# Over cooked Fattie



## Dave Rickard (Feb 15, 2018)

I smoked up a couple of Fatties. 1/2 pork sausage and 1/2 hamburger little cooked onion little grated cheese wrapped in bacon, too lazy to do a weave just wrapped around with bacon.
275 got busy so it was on for 4 1/2 hours. I really didn't think it would hurt to run it a little longer. looking back I think I should have also used a lower temp, by the way I used an electric smoker. Fatties are dark bacon is close to what I would call burnt and they are very dry.
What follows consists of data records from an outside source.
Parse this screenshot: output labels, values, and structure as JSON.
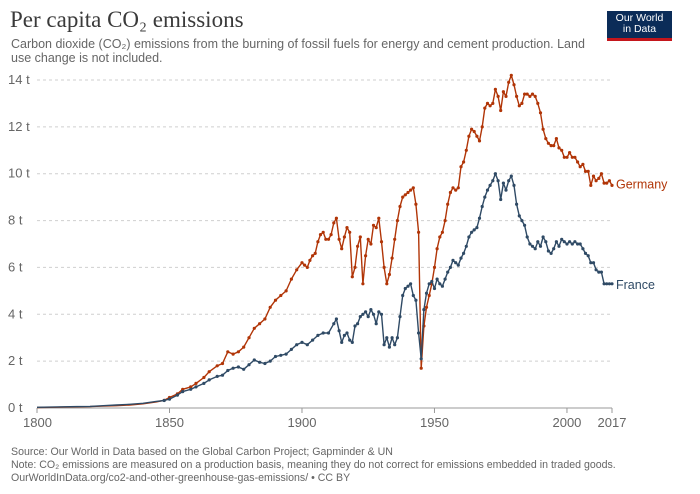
{
  "header": {
    "title": "Per capita CO₂ emissions",
    "subtitle": "Carbon dioxide (CO₂) emissions from the burning of fossil fuels for energy and cement production. Land use change is not included.",
    "logo_line1": "Our World",
    "logo_line2": "in Data"
  },
  "footer": {
    "source": "Source: Our World in Data based on the Global Carbon Project; Gapminder & UN",
    "note": "Note: CO₂ emissions are measured on a production basis, meaning they do not correct for emissions embedded in traded goods.",
    "link": "OurWorldInData.org/co2-and-other-greenhouse-gas-emissions/ • CC BY"
  },
  "chart_data": {
    "type": "line",
    "title": "Per capita CO₂ emissions",
    "xlabel": "",
    "ylabel": "",
    "xlim": [
      1800,
      2017
    ],
    "ylim": [
      0,
      14
    ],
    "x_ticks": [
      "1800",
      "1850",
      "1900",
      "1950",
      "2000",
      "2017"
    ],
    "y_ticks": [
      "0 t",
      "2 t",
      "4 t",
      "6 t",
      "8 t",
      "10 t",
      "12 t",
      "14 t"
    ],
    "grid": "horizontal dashed",
    "legend": "labels at line ends (right)",
    "series": [
      {
        "name": "Germany",
        "color": "#b13507",
        "points": [
          [
            1800,
            0.02
          ],
          [
            1805,
            0.03
          ],
          [
            1810,
            0.04
          ],
          [
            1815,
            0.05
          ],
          [
            1820,
            0.06
          ],
          [
            1825,
            0.08
          ],
          [
            1830,
            0.1
          ],
          [
            1835,
            0.13
          ],
          [
            1840,
            0.18
          ],
          [
            1845,
            0.26
          ],
          [
            1848,
            0.33
          ],
          [
            1850,
            0.45
          ],
          [
            1853,
            0.6
          ],
          [
            1855,
            0.8
          ],
          [
            1858,
            0.9
          ],
          [
            1860,
            1.05
          ],
          [
            1863,
            1.3
          ],
          [
            1865,
            1.55
          ],
          [
            1868,
            1.8
          ],
          [
            1870,
            1.9
          ],
          [
            1872,
            2.4
          ],
          [
            1874,
            2.3
          ],
          [
            1876,
            2.4
          ],
          [
            1878,
            2.6
          ],
          [
            1880,
            3.0
          ],
          [
            1882,
            3.4
          ],
          [
            1884,
            3.6
          ],
          [
            1886,
            3.8
          ],
          [
            1888,
            4.3
          ],
          [
            1890,
            4.6
          ],
          [
            1892,
            4.8
          ],
          [
            1894,
            5.0
          ],
          [
            1896,
            5.5
          ],
          [
            1898,
            5.9
          ],
          [
            1900,
            6.2
          ],
          [
            1901,
            6.1
          ],
          [
            1902,
            6.0
          ],
          [
            1903,
            6.3
          ],
          [
            1904,
            6.5
          ],
          [
            1905,
            6.6
          ],
          [
            1906,
            7.1
          ],
          [
            1907,
            7.4
          ],
          [
            1908,
            7.5
          ],
          [
            1909,
            7.2
          ],
          [
            1910,
            7.2
          ],
          [
            1911,
            7.4
          ],
          [
            1912,
            7.9
          ],
          [
            1913,
            8.1
          ],
          [
            1914,
            7.2
          ],
          [
            1915,
            6.8
          ],
          [
            1916,
            7.3
          ],
          [
            1917,
            7.7
          ],
          [
            1918,
            7.5
          ],
          [
            1919,
            5.6
          ],
          [
            1920,
            6.0
          ],
          [
            1921,
            6.9
          ],
          [
            1922,
            7.3
          ],
          [
            1923,
            5.3
          ],
          [
            1924,
            6.5
          ],
          [
            1925,
            7.2
          ],
          [
            1926,
            7.0
          ],
          [
            1927,
            7.8
          ],
          [
            1928,
            7.7
          ],
          [
            1929,
            8.1
          ],
          [
            1930,
            7.1
          ],
          [
            1931,
            6.0
          ],
          [
            1932,
            5.3
          ],
          [
            1933,
            5.7
          ],
          [
            1934,
            6.4
          ],
          [
            1935,
            7.2
          ],
          [
            1936,
            8.0
          ],
          [
            1937,
            8.6
          ],
          [
            1938,
            9.0
          ],
          [
            1939,
            9.1
          ],
          [
            1940,
            9.2
          ],
          [
            1941,
            9.3
          ],
          [
            1942,
            9.4
          ],
          [
            1943,
            8.7
          ],
          [
            1944,
            7.5
          ],
          [
            1945,
            1.7
          ],
          [
            1946,
            3.5
          ],
          [
            1947,
            4.3
          ],
          [
            1948,
            4.8
          ],
          [
            1949,
            5.3
          ],
          [
            1950,
            6.0
          ],
          [
            1951,
            6.8
          ],
          [
            1952,
            7.3
          ],
          [
            1953,
            7.5
          ],
          [
            1954,
            8.0
          ],
          [
            1955,
            8.7
          ],
          [
            1956,
            9.2
          ],
          [
            1957,
            9.4
          ],
          [
            1958,
            9.3
          ],
          [
            1959,
            9.4
          ],
          [
            1960,
            10.3
          ],
          [
            1961,
            10.5
          ],
          [
            1962,
            11.0
          ],
          [
            1963,
            11.6
          ],
          [
            1964,
            11.9
          ],
          [
            1965,
            11.8
          ],
          [
            1966,
            11.6
          ],
          [
            1967,
            11.4
          ],
          [
            1968,
            12.0
          ],
          [
            1969,
            12.8
          ],
          [
            1970,
            13.0
          ],
          [
            1971,
            12.9
          ],
          [
            1972,
            13.0
          ],
          [
            1973,
            13.6
          ],
          [
            1974,
            13.3
          ],
          [
            1975,
            12.7
          ],
          [
            1976,
            13.5
          ],
          [
            1977,
            13.3
          ],
          [
            1978,
            13.9
          ],
          [
            1979,
            14.2
          ],
          [
            1980,
            13.8
          ],
          [
            1981,
            13.3
          ],
          [
            1982,
            12.9
          ],
          [
            1983,
            13.0
          ],
          [
            1984,
            13.4
          ],
          [
            1985,
            13.4
          ],
          [
            1986,
            13.3
          ],
          [
            1987,
            13.4
          ],
          [
            1988,
            13.3
          ],
          [
            1989,
            13.0
          ],
          [
            1990,
            12.6
          ],
          [
            1991,
            11.9
          ],
          [
            1992,
            11.5
          ],
          [
            1993,
            11.3
          ],
          [
            1994,
            11.2
          ],
          [
            1995,
            11.2
          ],
          [
            1996,
            11.5
          ],
          [
            1997,
            11.1
          ],
          [
            1998,
            11.0
          ],
          [
            1999,
            10.7
          ],
          [
            2000,
            10.7
          ],
          [
            2001,
            10.9
          ],
          [
            2002,
            10.7
          ],
          [
            2003,
            10.7
          ],
          [
            2004,
            10.5
          ],
          [
            2005,
            10.3
          ],
          [
            2006,
            10.4
          ],
          [
            2007,
            10.1
          ],
          [
            2008,
            10.1
          ],
          [
            2009,
            9.5
          ],
          [
            2010,
            9.9
          ],
          [
            2011,
            9.7
          ],
          [
            2012,
            9.8
          ],
          [
            2013,
            10.0
          ],
          [
            2014,
            9.6
          ],
          [
            2015,
            9.6
          ],
          [
            2016,
            9.7
          ],
          [
            2017,
            9.5
          ]
        ]
      },
      {
        "name": "France",
        "color": "#2f4a65",
        "points": [
          [
            1800,
            0.03
          ],
          [
            1805,
            0.04
          ],
          [
            1810,
            0.05
          ],
          [
            1815,
            0.06
          ],
          [
            1820,
            0.07
          ],
          [
            1825,
            0.1
          ],
          [
            1830,
            0.13
          ],
          [
            1835,
            0.16
          ],
          [
            1840,
            0.2
          ],
          [
            1845,
            0.28
          ],
          [
            1848,
            0.32
          ],
          [
            1850,
            0.38
          ],
          [
            1853,
            0.55
          ],
          [
            1855,
            0.7
          ],
          [
            1858,
            0.8
          ],
          [
            1860,
            0.9
          ],
          [
            1863,
            1.05
          ],
          [
            1865,
            1.2
          ],
          [
            1868,
            1.35
          ],
          [
            1870,
            1.4
          ],
          [
            1872,
            1.6
          ],
          [
            1874,
            1.7
          ],
          [
            1876,
            1.75
          ],
          [
            1878,
            1.65
          ],
          [
            1880,
            1.85
          ],
          [
            1882,
            2.05
          ],
          [
            1884,
            1.95
          ],
          [
            1886,
            1.9
          ],
          [
            1888,
            2.0
          ],
          [
            1890,
            2.2
          ],
          [
            1892,
            2.25
          ],
          [
            1894,
            2.3
          ],
          [
            1896,
            2.5
          ],
          [
            1898,
            2.7
          ],
          [
            1900,
            2.8
          ],
          [
            1902,
            2.7
          ],
          [
            1904,
            2.9
          ],
          [
            1906,
            3.1
          ],
          [
            1908,
            3.2
          ],
          [
            1910,
            3.2
          ],
          [
            1912,
            3.6
          ],
          [
            1913,
            3.8
          ],
          [
            1914,
            3.3
          ],
          [
            1915,
            2.8
          ],
          [
            1916,
            3.1
          ],
          [
            1917,
            3.2
          ],
          [
            1918,
            2.9
          ],
          [
            1919,
            2.8
          ],
          [
            1920,
            3.5
          ],
          [
            1921,
            3.6
          ],
          [
            1922,
            3.9
          ],
          [
            1923,
            4.0
          ],
          [
            1924,
            4.1
          ],
          [
            1925,
            3.9
          ],
          [
            1926,
            4.2
          ],
          [
            1927,
            4.0
          ],
          [
            1928,
            3.6
          ],
          [
            1929,
            4.1
          ],
          [
            1930,
            4.0
          ],
          [
            1931,
            2.7
          ],
          [
            1932,
            3.0
          ],
          [
            1933,
            2.6
          ],
          [
            1934,
            3.0
          ],
          [
            1935,
            2.7
          ],
          [
            1936,
            3.0
          ],
          [
            1937,
            3.9
          ],
          [
            1938,
            4.8
          ],
          [
            1939,
            5.1
          ],
          [
            1940,
            5.2
          ],
          [
            1941,
            5.3
          ],
          [
            1942,
            4.8
          ],
          [
            1943,
            4.6
          ],
          [
            1944,
            3.2
          ],
          [
            1945,
            2.1
          ],
          [
            1946,
            4.2
          ],
          [
            1947,
            4.9
          ],
          [
            1948,
            5.3
          ],
          [
            1949,
            5.4
          ],
          [
            1950,
            5.1
          ],
          [
            1951,
            5.5
          ],
          [
            1952,
            5.3
          ],
          [
            1953,
            5.2
          ],
          [
            1954,
            5.5
          ],
          [
            1955,
            5.8
          ],
          [
            1956,
            6.0
          ],
          [
            1957,
            6.3
          ],
          [
            1958,
            6.2
          ],
          [
            1959,
            6.1
          ],
          [
            1960,
            6.4
          ],
          [
            1961,
            6.6
          ],
          [
            1962,
            6.9
          ],
          [
            1963,
            7.3
          ],
          [
            1964,
            7.5
          ],
          [
            1965,
            7.6
          ],
          [
            1966,
            7.7
          ],
          [
            1967,
            8.1
          ],
          [
            1968,
            8.6
          ],
          [
            1969,
            9.0
          ],
          [
            1970,
            9.3
          ],
          [
            1971,
            9.5
          ],
          [
            1972,
            9.7
          ],
          [
            1973,
            10.0
          ],
          [
            1974,
            9.7
          ],
          [
            1975,
            8.9
          ],
          [
            1976,
            9.6
          ],
          [
            1977,
            9.3
          ],
          [
            1978,
            9.7
          ],
          [
            1979,
            9.9
          ],
          [
            1980,
            9.5
          ],
          [
            1981,
            8.7
          ],
          [
            1982,
            8.2
          ],
          [
            1983,
            8.0
          ],
          [
            1984,
            7.8
          ],
          [
            1985,
            7.3
          ],
          [
            1986,
            7.0
          ],
          [
            1987,
            6.9
          ],
          [
            1988,
            6.8
          ],
          [
            1989,
            7.1
          ],
          [
            1990,
            6.9
          ],
          [
            1991,
            7.3
          ],
          [
            1992,
            7.1
          ],
          [
            1993,
            6.7
          ],
          [
            1994,
            6.6
          ],
          [
            1995,
            6.8
          ],
          [
            1996,
            7.1
          ],
          [
            1997,
            6.9
          ],
          [
            1998,
            7.2
          ],
          [
            1999,
            7.1
          ],
          [
            2000,
            7.0
          ],
          [
            2001,
            7.1
          ],
          [
            2002,
            7.0
          ],
          [
            2003,
            7.1
          ],
          [
            2004,
            7.0
          ],
          [
            2005,
            7.0
          ],
          [
            2006,
            6.8
          ],
          [
            2007,
            6.6
          ],
          [
            2008,
            6.5
          ],
          [
            2009,
            6.2
          ],
          [
            2010,
            6.2
          ],
          [
            2011,
            5.9
          ],
          [
            2012,
            5.8
          ],
          [
            2013,
            5.8
          ],
          [
            2014,
            5.3
          ],
          [
            2015,
            5.3
          ],
          [
            2016,
            5.3
          ],
          [
            2017,
            5.3
          ]
        ]
      }
    ]
  }
}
I think I'm going to just slice them up and serve them on slider buns with mustard and ketchup. Any other suggestions?


----------



## chopsaw (Feb 15, 2018)

That ,,, or toss the bacon if its burnt , chop up the rest add BBQ sauce or maybe sloppy joe .


----------



## SmokinAl (Feb 16, 2018)

I always eat them on slider buns, with a little BBQ sauce!
Al


----------



## sauced (Feb 16, 2018)

Both of the suggestions are spot on. Do you have a digital thermometer that lets you know the IT?


----------



## gmc2003 (Feb 16, 2018)

Nuke it for about 45 second to a minute with a little extra sauce. I don't use a therm. when doing fatties I usually go by the color of the bacon. 

Chris


----------